This book provides the first detailed analysis of the influence of former Irish Parliamentary Party members and methods in independent Ireland and the place of the party’s leaders in public memory. Previous studies of the party have concluded with its dramatic fall in 1918 and shown little interest in the fate of its members thereafter. This study adopts a new approach, using biographical data to provide the first statistical analysis of the Irish Party heritage within each political party in the independent Irish state established in 1922. Utilising a wealth of archival material, as well as contemporary and critical writings, it explores how former Irish Party followers reacted to the changed circumstances of independent Ireland. One chapter undertakes a case study of the Irish National League, arguing that this organisation, founded and led by former MPs, effectively constituted a ‘legacy party’.

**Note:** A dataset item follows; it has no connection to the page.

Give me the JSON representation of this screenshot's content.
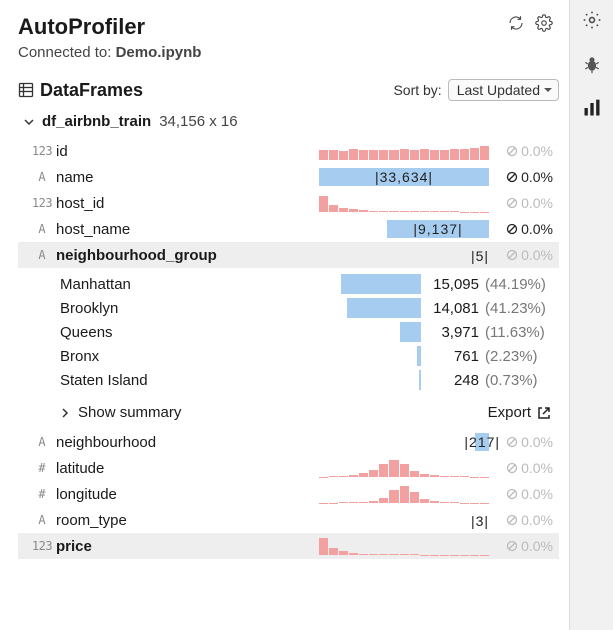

Analysis of party politics is complemented by scrutiny of the practice of commemoration to ask how the Irish Party was remembered in a state founded on the sacrifice of the Easter Rising. This detailed study of the evolution of the party’s public memory sheds new and significant light on the way that figures such as Charles Stewart Parnell, John Redmond and Michael Davitt were remembered.
'This book fills a very
significant gap in Irish political history by exploring the after-life of the
old Irish home rule party after its electoral demise in 1918. It charts
expertly the continuing legacy of the constitutional nationalist tradition in
the politics of the newly independent Ireland. The home rule movement dominated
Irish politics for nearly fifty years and in this excellent book its much longer
and wider impact is properly acknowledged.'
Dr Marie Coleman, Queen's University Belfast
'A methodical pioneering study of the old nationalists in the new order... With no dominant archive or set of papers to work from, the author had a challenging task in assembling his materials and has completed it impressively.'
R. V. Comerford, Parliaments, Estates and Representation
‘The Legacy of the Irish Parliamentary Party addresses a significant lacuna in Irish political history, demonstrating that Sinn Féin’s claim in 1917 that the IPP had been ‘killed in South Longford and buried in East Clare’ was not totally accurate.’
Paul Hughes, Parliamentary History
‘O’Donoghue has produced a well-researched and informative study on the legacy of one of the most celebrated, feared and despised political movements of the late nineteenth and early twentieth centuries.’